In December 2007, the FASB issued a revised statement related to business combinations. This statement retains the fundamental requirements in the original statement, requiring that the acquisition method of accounting be used for all business combinations and for an acquirer to be identified for each business combination. The statement revises how the acquisition method is applied when measuring and recognizing certain items acquired. The Company adopted this standard on January 1, 2009.

 

Accounting for Non-Controlling Interests

In December 2007, the FASB issued a statement related to the classification of non-controlling interests in consolidated financial statements. The statement requires non-controlling interests in subsidiaries to be reported as equity on the Statement of Financial Position and requires comprehensive income attributable to non-controlling interests to be disclosed. The standard only impacts presentation and does not impact the recognition or measurement of amounts related to non-controlling interests. The Company adopted this standard on January 1, 2009.

 

Derivative Instrument and Hedging Activities Disclosures

In March 2008, the FASB issued a statement revising disclosure requirements for derivative instruments and hedging activities. The standard impacts presentation only and does not impact the recognition or measurement of amounts related to derivative instruments and hedging activities. The Company adopted this standard on January 1, 2009.

 

FUTURE ACCOUNTING STANDARDS UNDER U.S. GAAP

The following standards will be effective for the Company beginning on January 1, 2010. Management does not expect the adoption of any of these standards to significantly impact the consolidated financial statements.

 

Consolidation of Variable Interest Entities

In June 2009, the FASB issued a statement revising the existing statement on Consolidation of Variable Interest Entities.
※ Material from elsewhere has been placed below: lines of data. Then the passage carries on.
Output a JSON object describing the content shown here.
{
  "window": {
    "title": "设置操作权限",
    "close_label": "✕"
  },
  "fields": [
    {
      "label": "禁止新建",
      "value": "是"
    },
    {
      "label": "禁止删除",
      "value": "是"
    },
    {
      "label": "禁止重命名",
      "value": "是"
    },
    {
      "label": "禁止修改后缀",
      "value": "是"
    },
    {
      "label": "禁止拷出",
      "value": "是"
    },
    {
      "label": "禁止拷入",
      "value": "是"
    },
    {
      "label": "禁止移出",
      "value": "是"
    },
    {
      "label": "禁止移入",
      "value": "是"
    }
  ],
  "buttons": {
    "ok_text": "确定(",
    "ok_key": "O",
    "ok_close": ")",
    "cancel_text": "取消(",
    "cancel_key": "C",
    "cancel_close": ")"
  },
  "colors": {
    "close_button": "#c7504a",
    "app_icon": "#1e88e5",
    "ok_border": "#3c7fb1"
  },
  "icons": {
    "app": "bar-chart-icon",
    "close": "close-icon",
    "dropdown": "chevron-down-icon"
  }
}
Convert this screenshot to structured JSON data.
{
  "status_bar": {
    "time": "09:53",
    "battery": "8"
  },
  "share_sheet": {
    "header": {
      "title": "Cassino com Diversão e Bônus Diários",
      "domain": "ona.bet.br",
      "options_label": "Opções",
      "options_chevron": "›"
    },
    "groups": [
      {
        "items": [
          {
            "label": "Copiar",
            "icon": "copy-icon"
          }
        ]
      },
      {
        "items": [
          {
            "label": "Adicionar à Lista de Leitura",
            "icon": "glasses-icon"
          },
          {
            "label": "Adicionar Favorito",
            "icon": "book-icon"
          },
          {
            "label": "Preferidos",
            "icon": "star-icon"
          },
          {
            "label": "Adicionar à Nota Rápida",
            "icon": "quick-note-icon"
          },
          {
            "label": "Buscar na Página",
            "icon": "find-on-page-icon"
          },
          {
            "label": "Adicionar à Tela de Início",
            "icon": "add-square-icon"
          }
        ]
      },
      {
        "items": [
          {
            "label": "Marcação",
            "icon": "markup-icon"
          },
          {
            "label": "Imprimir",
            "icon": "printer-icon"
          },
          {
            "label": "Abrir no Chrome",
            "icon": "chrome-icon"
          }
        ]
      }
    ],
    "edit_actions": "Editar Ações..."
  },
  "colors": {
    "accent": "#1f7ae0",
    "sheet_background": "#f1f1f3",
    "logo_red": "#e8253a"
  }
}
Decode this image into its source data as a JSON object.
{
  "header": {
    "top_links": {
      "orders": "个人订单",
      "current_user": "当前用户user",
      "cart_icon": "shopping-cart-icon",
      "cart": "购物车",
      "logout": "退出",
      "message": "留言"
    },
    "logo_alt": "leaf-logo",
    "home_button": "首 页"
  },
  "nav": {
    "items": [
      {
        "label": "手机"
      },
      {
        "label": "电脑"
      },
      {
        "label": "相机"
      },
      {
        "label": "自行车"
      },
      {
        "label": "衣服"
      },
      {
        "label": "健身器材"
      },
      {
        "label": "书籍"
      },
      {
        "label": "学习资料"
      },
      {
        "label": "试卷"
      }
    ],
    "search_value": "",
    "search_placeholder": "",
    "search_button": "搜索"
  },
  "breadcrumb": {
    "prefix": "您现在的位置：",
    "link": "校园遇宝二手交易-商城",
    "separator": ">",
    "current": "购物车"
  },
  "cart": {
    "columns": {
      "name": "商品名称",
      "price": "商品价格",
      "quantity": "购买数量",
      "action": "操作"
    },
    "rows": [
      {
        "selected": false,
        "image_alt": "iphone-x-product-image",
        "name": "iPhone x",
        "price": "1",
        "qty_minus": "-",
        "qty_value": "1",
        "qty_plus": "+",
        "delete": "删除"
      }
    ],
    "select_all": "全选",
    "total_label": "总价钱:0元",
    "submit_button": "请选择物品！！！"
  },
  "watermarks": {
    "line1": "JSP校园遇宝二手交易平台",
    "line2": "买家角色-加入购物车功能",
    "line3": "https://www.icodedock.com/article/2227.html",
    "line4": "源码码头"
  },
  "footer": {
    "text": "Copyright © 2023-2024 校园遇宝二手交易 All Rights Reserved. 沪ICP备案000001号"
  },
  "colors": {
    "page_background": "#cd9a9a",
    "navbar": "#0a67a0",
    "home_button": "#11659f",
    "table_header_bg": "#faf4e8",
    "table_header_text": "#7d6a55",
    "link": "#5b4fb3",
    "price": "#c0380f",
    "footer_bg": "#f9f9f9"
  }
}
The revised Statement focuses on a qualitative approach and requires the re-assessment of existing arrangements on an on-going basis.

 

Accounting for Transfers of Financial Assets

In June 2009, the FASB issued a statement amending the existing statement on Transfers of Financial Assets and Extinguishments of Liabilities. The amended standard eliminates the qualifying special purpose entity concept, imposes stricter sale criteria, revises the de-recognition criteria and provides guidance on determining gains or losses when a transfer qualifies as a sale.